Продолжаю рассказ о поэте Серебряного века Василии Комаровском. Начало моего рассказа опубликовано https://dzen.ru/a/Zg7SsLTdEHHWVJoy.
С 1897 года Василий Комаровский жил в Царском селе в доме своей тётушки Любови Егоровны, на Магазейной улице.
Поступил на юридический факультет Санкт-Петербургского университета.
Летом 1901 года лечился в Германии, осенью перевёлся на историко-филологический факультет, но сразу же уехал на лечение в клинику в Швейцарию. В дальнейшем Комаровский несколько раз лечился в российских и зарубежных клиниках; был вынужден покинуть университет в 1906 году, не окончив курса.
Круг знакомых поэта и его тетки Любови Егоровны был достаточно узок, друзья немногочисленны. Но с семьей Кардовских – художником Дмитрием Николаевичем и художницей Ольгой Людвиговной Делла-Вос-Кардовской – они подружились.
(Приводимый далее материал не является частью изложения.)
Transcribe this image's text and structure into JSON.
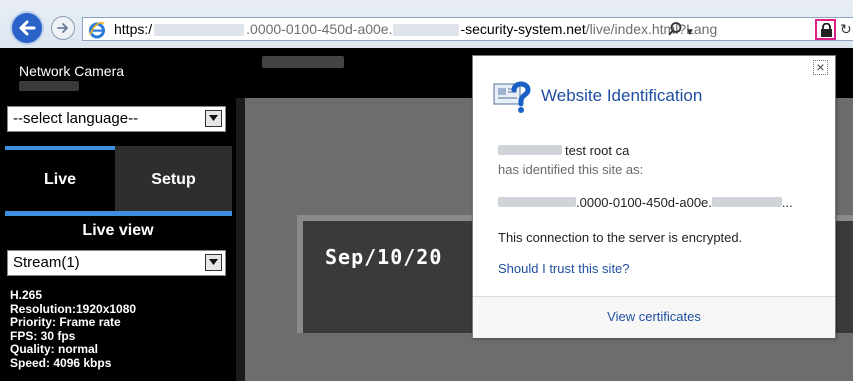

Василий Алексеевич бывал в доме Кардовских часто, поскольку жил достаточно близко.
✔🎨 Ольга Делла-Вос-Кардовская изобрабразила
Василия Комаровского на портрете.
Осенью 1908 года Комаровский познакомился здесь с Н. Гумилевым, жившим этажом выше, а чуть позже – с А. Ахматовой.
Комаровский был в дружеских отношениях с Анной Ахматовой, между ними велась своеобразная стихотворная "переписка". Сохранилась дарственная надпись Косаровского Ахматовой: "Мадам Гипатии - мои симпатии".
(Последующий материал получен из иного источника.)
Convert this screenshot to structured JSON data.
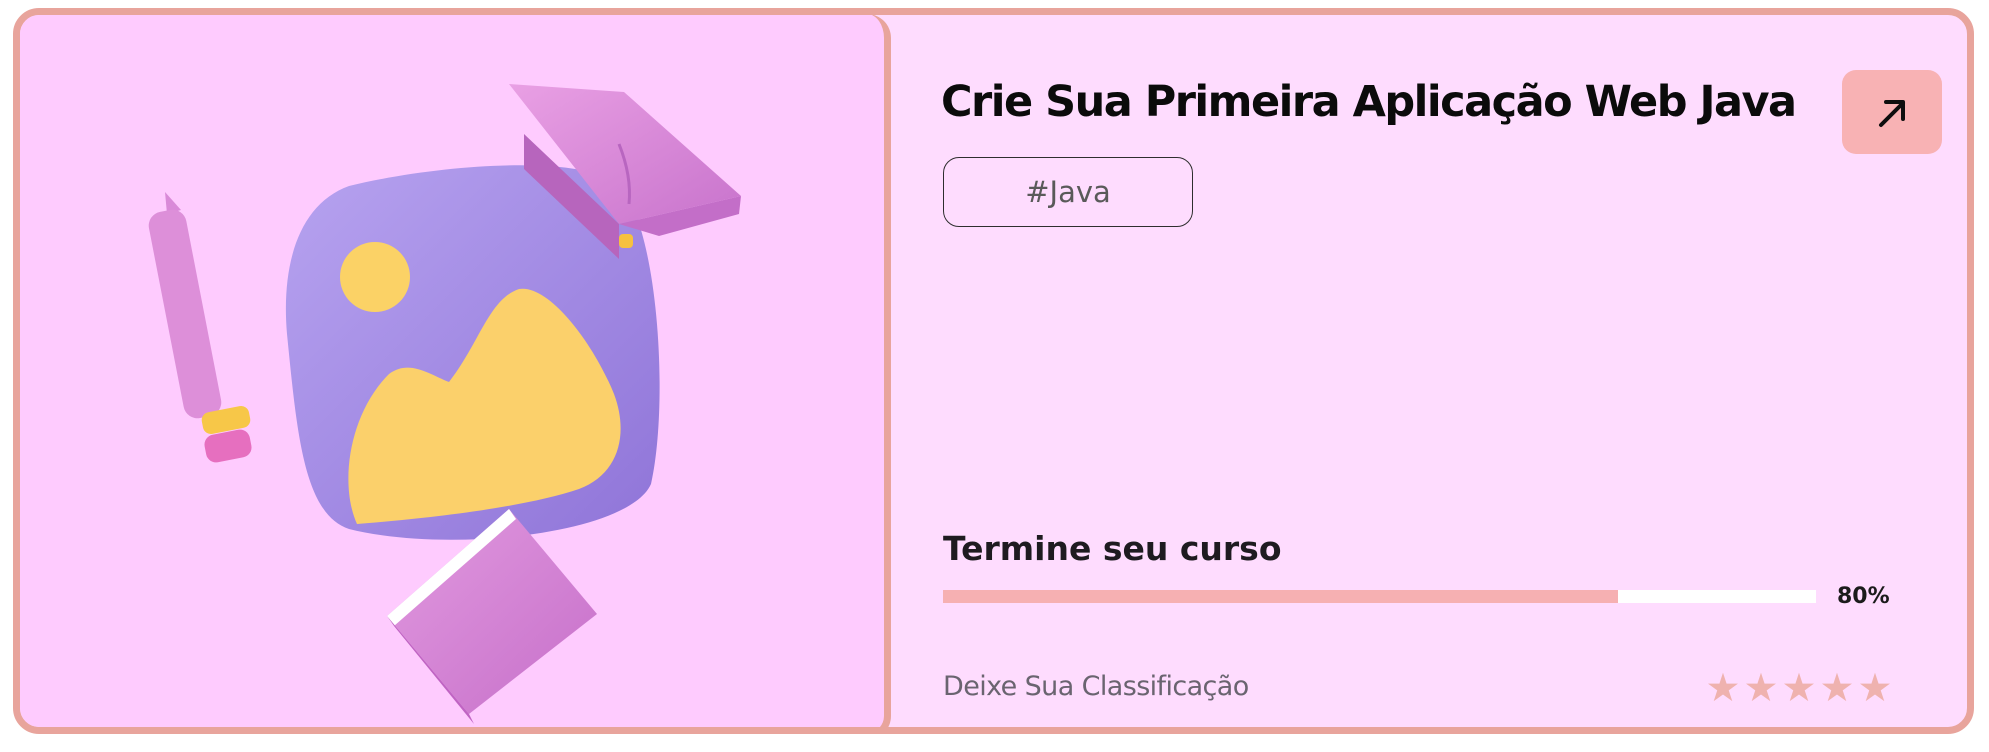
{
  "course": {
    "title": "Crie Sua Primeira Aplicação Web Java",
    "tag": "#Java",
    "open_icon": "arrow-up-right-icon",
    "illustration_icon": "image-graduation-illustration"
  },
  "progress": {
    "label": "Termine seu curso",
    "value_text": "80%",
    "fraction": 0.773
  },
  "rating": {
    "label": "Deixe Sua Classificação",
    "stars": [
      "★",
      "★",
      "★",
      "★",
      "★"
    ],
    "max": 5
  },
  "colors": {
    "border": "#e8a49c",
    "card_background": "#fedcfe",
    "image_background": "#fecbfe",
    "accent": "#f6b0b2",
    "star": "#efb2af"
  }
}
Первое стихотворение, обращённое к Ахматовой, было опубликовано в журнале «Аполлон» (№ 8 за 1913 год):
Видел тебя красивой лишь раз.
Как дымное море,
Сини глаза. Счастливо лицо.
Печальна походка.
Май в то время зацвёл,
И воздух светом и солью
Был растворён. Сияла Нева.
Теплом и весною
Робкою грудью
Усталые люди дышали.
Ты была влюблена,
Повинуясь властному солнцу,
И ждала -
А сердце, сгорая, пело надеждой.
Я же, случайно увидев только завесу,
Помню тот день.
Тебя ли знаю и помню?
Или это лишь молодость –
Общая чаша?
Анна Ахматова ответила в январе 1914 года:
В последний раз мы встретились тогда
На набережной, где всегда встречались.
Была в Неве высокая вода,
И наводненья в городе боялись.
Он говорил о лете и о том,
Что быть поэтом женщине – нелепость.
Как я запомнила высокий царский дом
И Петропавловскую крепость!
Затем, что воздух был совсем не наш,
А как подарок Божий – так чудесен.
И в этот час была мне отдана
Последняя из всех безумных песен.
Когда в марте 1914 года вышел сборник Ахматовой «Чётки», Комаровский написал ей поздравительные стихи:
В полуночи, осыпанной золою,
В условии сердечной тесноты,
Над тёмною и серою землёю
Вам эвкалипт раскрыл свои цветы.
И утренней порой голубоокой
Тоской весны ещё некрепкий ствол,
Он нежностью, исторгнутой жестоко,
Среди камней недоумённо цвёл.
Вот славы день. Искусно или больно
Перед людьми разбито на куски
И что взято рукою богомольно,
И что дано бесчувствием руки.
Очередное посвящение Комаровскому Ахматова так и назвала – «Ответ»:
Какие странные слова
Принёс мне тихий день апреля.
Ты знал: во мне ещё жива
Страстная, страшная неделя.
Я не слыхала звонов тех,
Что плавали в лазури чистой.
Семь дней звучал то медный смех,
То плач струился серебристый.
А я, закрыв лицо моё,
Как перед вечною разлукой,
Лежала и ждала её,
Ещё не названною мукой.
Многие стихи Комаровского, возможно, навеяны дружбой с Ахматовой.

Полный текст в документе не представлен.